Humans have been adapting, but not “every step of the way” was my point. It very well could be that we are living in a favorable span of a few million years out of few billion that are inhospitable to human life, with no guarantee of innovating technology to outmaneuver nature. The claim is humans’ survival has a large luck component to it.
> If the next pandemic hits and 7 billion people are wiped out that's adapting too because 1 billion survived.
That is not what most people mean when they say “adapted”.
> Please stop conflating improving quality of life vs survivability of our specie which is what the discussion about adaptability is always anchored in.

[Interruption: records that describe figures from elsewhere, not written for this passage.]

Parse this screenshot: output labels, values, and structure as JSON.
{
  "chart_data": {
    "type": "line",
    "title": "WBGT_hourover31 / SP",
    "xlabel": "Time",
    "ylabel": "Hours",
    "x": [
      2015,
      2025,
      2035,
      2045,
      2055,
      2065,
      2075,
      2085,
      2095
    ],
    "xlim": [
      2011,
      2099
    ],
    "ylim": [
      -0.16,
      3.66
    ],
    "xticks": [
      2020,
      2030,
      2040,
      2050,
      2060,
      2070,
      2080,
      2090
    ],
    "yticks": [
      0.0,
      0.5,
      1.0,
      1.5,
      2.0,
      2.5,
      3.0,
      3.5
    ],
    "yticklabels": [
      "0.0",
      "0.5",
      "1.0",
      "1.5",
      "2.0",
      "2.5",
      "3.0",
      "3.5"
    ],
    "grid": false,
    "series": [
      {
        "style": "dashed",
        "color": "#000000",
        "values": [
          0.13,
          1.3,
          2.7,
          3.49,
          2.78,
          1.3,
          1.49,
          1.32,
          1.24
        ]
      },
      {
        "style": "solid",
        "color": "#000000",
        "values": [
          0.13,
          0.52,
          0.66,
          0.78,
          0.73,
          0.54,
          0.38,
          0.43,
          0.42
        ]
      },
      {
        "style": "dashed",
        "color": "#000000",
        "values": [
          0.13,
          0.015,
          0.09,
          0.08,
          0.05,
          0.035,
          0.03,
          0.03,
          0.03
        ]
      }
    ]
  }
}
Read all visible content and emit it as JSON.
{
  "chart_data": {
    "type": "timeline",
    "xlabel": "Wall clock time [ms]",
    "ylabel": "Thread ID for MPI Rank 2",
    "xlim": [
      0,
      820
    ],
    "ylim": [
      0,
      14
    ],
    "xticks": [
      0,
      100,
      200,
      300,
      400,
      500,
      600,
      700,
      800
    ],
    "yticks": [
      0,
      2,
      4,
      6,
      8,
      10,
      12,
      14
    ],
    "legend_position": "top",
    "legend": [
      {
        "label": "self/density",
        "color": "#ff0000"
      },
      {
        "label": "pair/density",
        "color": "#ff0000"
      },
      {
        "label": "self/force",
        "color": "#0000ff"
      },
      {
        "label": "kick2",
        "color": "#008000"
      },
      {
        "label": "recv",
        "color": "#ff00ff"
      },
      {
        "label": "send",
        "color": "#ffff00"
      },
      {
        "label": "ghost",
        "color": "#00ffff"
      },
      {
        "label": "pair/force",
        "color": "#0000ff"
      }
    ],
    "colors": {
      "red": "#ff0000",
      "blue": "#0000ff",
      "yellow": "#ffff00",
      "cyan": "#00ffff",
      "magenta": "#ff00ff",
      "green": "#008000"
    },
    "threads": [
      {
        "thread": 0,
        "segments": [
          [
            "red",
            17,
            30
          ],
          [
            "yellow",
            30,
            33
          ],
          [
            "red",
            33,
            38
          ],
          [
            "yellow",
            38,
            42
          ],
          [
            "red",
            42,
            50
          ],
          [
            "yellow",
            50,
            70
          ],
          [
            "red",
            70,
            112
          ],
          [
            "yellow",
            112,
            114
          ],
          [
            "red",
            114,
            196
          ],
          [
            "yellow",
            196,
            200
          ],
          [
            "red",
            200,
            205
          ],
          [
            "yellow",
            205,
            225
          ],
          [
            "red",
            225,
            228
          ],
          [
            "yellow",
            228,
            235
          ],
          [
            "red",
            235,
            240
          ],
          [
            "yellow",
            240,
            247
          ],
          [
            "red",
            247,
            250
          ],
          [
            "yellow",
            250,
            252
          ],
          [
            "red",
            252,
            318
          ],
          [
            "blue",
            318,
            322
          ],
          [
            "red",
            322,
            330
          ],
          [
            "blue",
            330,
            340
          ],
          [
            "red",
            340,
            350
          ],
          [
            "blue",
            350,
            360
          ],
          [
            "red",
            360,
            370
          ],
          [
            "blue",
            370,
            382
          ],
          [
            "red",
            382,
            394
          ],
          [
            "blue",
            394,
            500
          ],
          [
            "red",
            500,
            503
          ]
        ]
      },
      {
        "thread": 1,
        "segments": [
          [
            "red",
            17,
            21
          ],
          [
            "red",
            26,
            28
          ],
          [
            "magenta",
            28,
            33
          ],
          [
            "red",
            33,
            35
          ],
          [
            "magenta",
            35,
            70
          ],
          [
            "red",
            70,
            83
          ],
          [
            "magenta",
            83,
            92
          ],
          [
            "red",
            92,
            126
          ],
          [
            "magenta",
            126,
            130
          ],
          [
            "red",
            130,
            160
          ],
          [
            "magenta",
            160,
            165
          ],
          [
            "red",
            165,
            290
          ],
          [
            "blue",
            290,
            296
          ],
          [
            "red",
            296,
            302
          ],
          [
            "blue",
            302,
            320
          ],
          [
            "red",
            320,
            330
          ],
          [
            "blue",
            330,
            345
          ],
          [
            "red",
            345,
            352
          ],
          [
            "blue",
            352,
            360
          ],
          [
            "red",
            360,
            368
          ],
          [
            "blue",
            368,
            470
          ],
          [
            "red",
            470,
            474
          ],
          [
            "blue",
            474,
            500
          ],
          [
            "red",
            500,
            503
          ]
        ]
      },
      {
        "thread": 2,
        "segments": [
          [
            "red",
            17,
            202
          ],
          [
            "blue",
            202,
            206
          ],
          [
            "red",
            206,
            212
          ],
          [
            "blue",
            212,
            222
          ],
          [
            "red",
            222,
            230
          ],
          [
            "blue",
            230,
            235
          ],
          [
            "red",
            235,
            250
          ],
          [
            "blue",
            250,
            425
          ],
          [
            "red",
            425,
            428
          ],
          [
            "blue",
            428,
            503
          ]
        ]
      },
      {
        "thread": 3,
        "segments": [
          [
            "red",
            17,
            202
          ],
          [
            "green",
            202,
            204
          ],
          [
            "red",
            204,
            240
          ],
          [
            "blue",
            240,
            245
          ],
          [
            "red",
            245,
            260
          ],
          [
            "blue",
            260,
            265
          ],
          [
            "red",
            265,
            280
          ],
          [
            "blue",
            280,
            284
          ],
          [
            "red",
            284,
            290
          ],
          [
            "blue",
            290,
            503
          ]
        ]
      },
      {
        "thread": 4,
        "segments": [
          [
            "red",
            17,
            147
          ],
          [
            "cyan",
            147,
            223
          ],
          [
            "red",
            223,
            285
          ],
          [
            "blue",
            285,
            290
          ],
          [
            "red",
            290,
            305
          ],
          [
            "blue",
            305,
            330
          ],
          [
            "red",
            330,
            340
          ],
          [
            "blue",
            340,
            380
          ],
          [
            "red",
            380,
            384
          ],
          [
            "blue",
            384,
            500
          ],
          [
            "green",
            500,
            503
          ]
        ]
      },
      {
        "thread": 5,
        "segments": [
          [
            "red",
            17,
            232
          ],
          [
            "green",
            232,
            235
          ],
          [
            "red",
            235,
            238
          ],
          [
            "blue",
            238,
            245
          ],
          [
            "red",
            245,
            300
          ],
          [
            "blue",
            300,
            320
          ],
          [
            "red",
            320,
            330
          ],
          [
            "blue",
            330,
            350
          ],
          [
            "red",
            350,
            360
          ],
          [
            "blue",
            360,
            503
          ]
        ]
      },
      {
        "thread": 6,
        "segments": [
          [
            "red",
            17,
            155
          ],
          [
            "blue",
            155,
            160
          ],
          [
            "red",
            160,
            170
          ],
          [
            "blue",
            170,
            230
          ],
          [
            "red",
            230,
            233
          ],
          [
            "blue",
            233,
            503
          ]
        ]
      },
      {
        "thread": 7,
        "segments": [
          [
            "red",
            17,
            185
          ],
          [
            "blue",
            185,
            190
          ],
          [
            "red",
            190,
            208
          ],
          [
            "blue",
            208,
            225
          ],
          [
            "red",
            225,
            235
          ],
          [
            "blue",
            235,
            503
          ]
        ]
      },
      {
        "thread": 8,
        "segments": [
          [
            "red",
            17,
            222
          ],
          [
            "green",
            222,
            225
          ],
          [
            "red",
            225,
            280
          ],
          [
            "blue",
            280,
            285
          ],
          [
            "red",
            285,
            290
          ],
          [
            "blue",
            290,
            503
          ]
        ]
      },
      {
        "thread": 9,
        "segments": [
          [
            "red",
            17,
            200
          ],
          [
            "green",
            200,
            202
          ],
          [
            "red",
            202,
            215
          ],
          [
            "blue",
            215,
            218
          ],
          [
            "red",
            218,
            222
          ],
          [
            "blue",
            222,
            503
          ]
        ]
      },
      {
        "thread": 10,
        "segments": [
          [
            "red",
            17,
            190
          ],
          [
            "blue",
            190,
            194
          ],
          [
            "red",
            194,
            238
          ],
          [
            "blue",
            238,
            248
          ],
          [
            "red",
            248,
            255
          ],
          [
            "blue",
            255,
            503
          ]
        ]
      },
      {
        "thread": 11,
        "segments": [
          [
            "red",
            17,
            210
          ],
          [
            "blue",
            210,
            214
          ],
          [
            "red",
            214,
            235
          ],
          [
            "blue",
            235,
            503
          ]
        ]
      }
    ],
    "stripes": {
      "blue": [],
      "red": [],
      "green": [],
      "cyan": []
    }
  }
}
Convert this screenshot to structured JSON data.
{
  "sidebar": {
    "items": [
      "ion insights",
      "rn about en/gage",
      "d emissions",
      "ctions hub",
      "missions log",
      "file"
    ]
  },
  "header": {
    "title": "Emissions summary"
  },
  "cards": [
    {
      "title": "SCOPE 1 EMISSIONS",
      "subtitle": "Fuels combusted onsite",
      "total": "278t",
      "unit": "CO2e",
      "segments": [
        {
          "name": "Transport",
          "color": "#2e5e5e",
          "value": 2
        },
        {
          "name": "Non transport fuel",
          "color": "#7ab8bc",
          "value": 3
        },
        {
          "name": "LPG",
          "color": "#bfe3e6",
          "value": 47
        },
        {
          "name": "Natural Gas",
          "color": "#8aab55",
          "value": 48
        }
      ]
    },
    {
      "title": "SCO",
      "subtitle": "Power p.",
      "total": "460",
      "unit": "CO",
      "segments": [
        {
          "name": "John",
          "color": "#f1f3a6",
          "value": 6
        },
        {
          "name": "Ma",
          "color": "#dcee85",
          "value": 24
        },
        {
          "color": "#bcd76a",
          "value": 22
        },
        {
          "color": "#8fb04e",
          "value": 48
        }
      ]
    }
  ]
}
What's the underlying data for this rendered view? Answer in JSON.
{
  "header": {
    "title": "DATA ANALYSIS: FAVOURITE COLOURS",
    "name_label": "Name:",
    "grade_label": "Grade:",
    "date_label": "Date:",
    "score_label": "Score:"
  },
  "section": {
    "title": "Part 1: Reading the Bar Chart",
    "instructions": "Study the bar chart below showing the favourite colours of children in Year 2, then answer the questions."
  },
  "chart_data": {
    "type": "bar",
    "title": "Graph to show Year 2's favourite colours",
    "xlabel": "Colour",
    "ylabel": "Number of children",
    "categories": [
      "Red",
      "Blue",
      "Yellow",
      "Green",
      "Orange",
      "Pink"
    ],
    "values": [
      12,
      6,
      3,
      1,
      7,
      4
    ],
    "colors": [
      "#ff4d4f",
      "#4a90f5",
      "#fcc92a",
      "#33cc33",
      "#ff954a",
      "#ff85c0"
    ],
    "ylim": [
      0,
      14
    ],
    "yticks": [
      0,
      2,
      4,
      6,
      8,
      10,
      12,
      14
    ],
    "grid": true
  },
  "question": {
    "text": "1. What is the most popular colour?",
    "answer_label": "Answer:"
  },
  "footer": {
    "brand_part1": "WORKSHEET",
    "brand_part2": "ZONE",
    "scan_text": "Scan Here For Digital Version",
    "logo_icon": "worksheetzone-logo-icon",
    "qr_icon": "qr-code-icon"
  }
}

Again, the claim is that humans have been around for a microscopic amount of time in the grand scheme of things, and there are things outside of our control that could cause extinction level events at any time, to which humans would not have the time/intelligence to avoid. For example, asteroids/solar flare/disease/other things changes in the habitat that are greater than us.
Adaptability does not mean 100% survivability. If a billion people survive what do you call that? Extinction level event that did not extinct? Instead of saying humans are not adaptable you probably are trying to say be scared you tiny creatures you could die any moment, which is true but you’re not saying anything other than what religions have been stuffing into people’s heads for thousands of years, so I get worried. I don’t like to argue this point with you as I see you’re just repeating yourself and not seriously engaging with the points I raised.
I interpreted friseurtermin's usage of the word "adapt" to mean living in a future with similar or few sacrifices to the modern standards of living. I think when most people express worry about adapting to changes in the environment, they do not mean 1B out of 7B surviving, they mean large portions of the population losing access to clean water, hospitable temperatures, quality and easy access to food, etc.
For example, we can adapt to volatility in rain by developing irrigation, or volatility in soil quality by using synthetic fertilizer. But you cannot adapt to zero water, or extreme weather, or poor air quality, at least not without war, which also creates its own problems.
And yes, some will survive and "adapt" in that sense, but the notable difference is "adapting" in the recent past meant innovations that did not necessarily take away from others (at least in the short term). In the future, it would be more zero sum, and hence uglier.
If you look at it from a global perspective, there are more forests now, up by 7% since 1982. Some regions see decreased life, others increased life:
"Here we analyse 35 years’ worth of satellite data and provide a comprehensive record of global land-change dynamics during the period 1982–2016. We show that—contrary to the prevailing view that forest area has declined globally—tree cover has increased by 2.24 million km2 (+7.1% relative to the 1982 level). This overall net gain is the result of a net loss in the tropics being outweighed by a net gain in the extratropics."
Beautiful piece, but that's hardly the whole story. Nature doesn't care about climate change and it couldn't care less about us. Sure, it might kill all the birds, trees, landscapes, but our planet will adapt. We, humans, won't be able to. What we're destroying is our own future, both the beauty in the world and the environment we live in.